Tom Hanks says he will never accept role as gay man again after winning an Oscar for Philadelphia
He won an Oscar for playing a gay man with HIV back in 1993
Tom Hanks has revealed that he would not accept a role as a gay man today due to changes in the entertainment industry culture and aims for better representation in Hollywood.
The 65-year-old actor confessed his opinions on playing roles outside of his own sexuality and commented on the fact that opinions have changed over the years in a new interview with The New York Times Magazine published on Monday.
In 1993, Hanks famously won an Academy Award for his portrayal of lawyer Andrew Beckett, a gay man who is fired from his job due to his personal life after testing positive for HIV, in the movie Philadelphia.
"Let's address, 'could a straight man do what I did in Philadelphia now?' No, and rightly so.", Hanks said, adding that "the whole point of Philadelphia was don't be afraid" and that "one of the reasons people weren't afraid of that movie is that [he] was playing a gay man.
"We're beyond that now", the Oscar-winner argued, adding that, nowadays, "[he doesn't] think people would accept the inauthenticity of a straight guy playing a gay guy."

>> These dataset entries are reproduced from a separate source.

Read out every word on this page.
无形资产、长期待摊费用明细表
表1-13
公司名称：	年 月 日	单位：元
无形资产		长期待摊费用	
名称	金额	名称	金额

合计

Hanks has previously been embroiled in the so-called 'woke casting' furore from sections of the film-going audience thanks to his roles in Philadelphia and also Forrest Gump, as well as various other "righteous white men" according to NPR columnist Eric Deggans.
However, not only has Hanks defended his past credits but he's also been very vocal about better casting: "It's not a crime... that someone would say we are going to demand more of a movie [in terms of representation] in the modern realm of authenticity. Do I sound like I'm preaching? I don't mean to", he told NYT.
Meanwhile, some fans have expressed concerns over his current health situation after he was pictured with shaking hands while promoting Baz Luhrmann's Elvis Presley biopic, Elvis, in recent weeks.